Chrysler already topped its full-year earnings forecast in the first six months of the year, with an operating profit of $326 million. Its second-quarter net loss narrowed to $172 million from $197 million in the first three months of the year. Chrysler ended the second quarter with $7.84 billion in cash. It plans to report third-quarter results Nov. 8.

Chrysler needs to keep a minimum cash balance of about $3 billion for working capital, Moody’s Investors Service said in a November 2009 note.

Marchionne said last week during Fiat’s third-quarter financial results presentation that Chrysler needs “better clarity” about its capital structure, “including refinancing” the government positions.

“These are the things that are being examined by the board of directors at Chrysler,” Marchionne said last week.

The maneuvering comes as Marchionne works to increase Turin, Italy-based Fiat’s 20 percent ownership stake in the Auburn Hills, Michigan-based automaker to 35 percent through accomplishing three milestones set up as part of Chrysler’s reorganization deal with the U.S. and Canadian governments.

Beyond Nafta

The company is talking with the U.S. Treasury to change Chrysler’s operating agreement related to the milestone involving sales outside of the U.S., Canada and Mexico, Marchionne said last week.

It calls for Chrysler to post cumulative revenue of $1.5 billion outside of North America and execute franchise agreements allowing at least 90 percent of Fiat’s Latin American dealers to sell Chrysler vehicles, according to the agreement.

Chrysler, which doesn’t report its international financial results, has reached the revenue goal, Monica Bosio, an industry analyst with Milan-based Banca IMI SpA, said in a note to investors.

While Fiat has “technically” met that requirement, regulations governing Fiat’s dealer network in Brazil make the obligation “fraught with difficulty,” Marchionne said.

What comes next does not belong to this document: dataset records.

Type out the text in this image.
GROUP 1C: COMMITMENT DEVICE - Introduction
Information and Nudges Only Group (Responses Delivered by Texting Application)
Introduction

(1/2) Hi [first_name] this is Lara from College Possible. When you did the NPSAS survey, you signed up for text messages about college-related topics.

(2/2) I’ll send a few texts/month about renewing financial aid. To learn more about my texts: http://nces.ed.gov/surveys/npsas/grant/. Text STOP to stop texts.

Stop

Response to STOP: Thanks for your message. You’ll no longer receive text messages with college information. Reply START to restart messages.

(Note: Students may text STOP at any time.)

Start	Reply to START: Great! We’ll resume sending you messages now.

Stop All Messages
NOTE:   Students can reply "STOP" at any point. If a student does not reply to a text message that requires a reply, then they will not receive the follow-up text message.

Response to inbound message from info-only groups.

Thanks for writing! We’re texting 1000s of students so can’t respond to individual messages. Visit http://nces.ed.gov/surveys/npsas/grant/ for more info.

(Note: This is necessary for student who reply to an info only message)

The issue should be resolved by the end of next year, he said.

Mark Paustenbach, a spokesman for the Treasury, declined to comment on the matter.

Three Milestones

Chrysler has said it will begin producing a small Fiat- derived engine in November, another of the three milestones.

The final goal, assembling a car in the U.S. that gets 40 miles per gallon, also should happen next year, Marchionne said.

Chrysler is investing $600 million in its assembly plant in Belvidere, Illinois, it said Oct. 28. That’s where the Dodge small car based on Alfa Romeo’s Giulietta will be built, according to two people familiar with the plans.

Morgan, the Chrysler spokeswoman, declined to comment on which product will be built at the Belvidere plant.

While Fiat can’t obtain a majority stake until the governments have been paid in full, it’s allowed to purchase as much as an additional 16 percent of Chrysler after the principal amount of the government loans falls to less than $4 billion.

Marchionne said he can’t exercise the option to purchase additional shares in Chrysler until 2013 unless the agreement is amended and that discussions on a change “absolutely” could occur.

In September, Marchionne said Chrysler’s IPO may be “relatively small” and in “chunks” so the company can establish a base market for the stock. Chrysler’s financial performance next year will support an IPO in the second half, he said.

Chrysler hasn’t been an independent publicly traded company since 1998, when it merged with the former Daimler-Benz AG. The companies separated in 2007 with the sale of Chrysler to Cerberus Capital Management LP, a private equity firm.

Fiat gained control of Chrysler during its U.S. government- backed bankruptcy restructuring last year.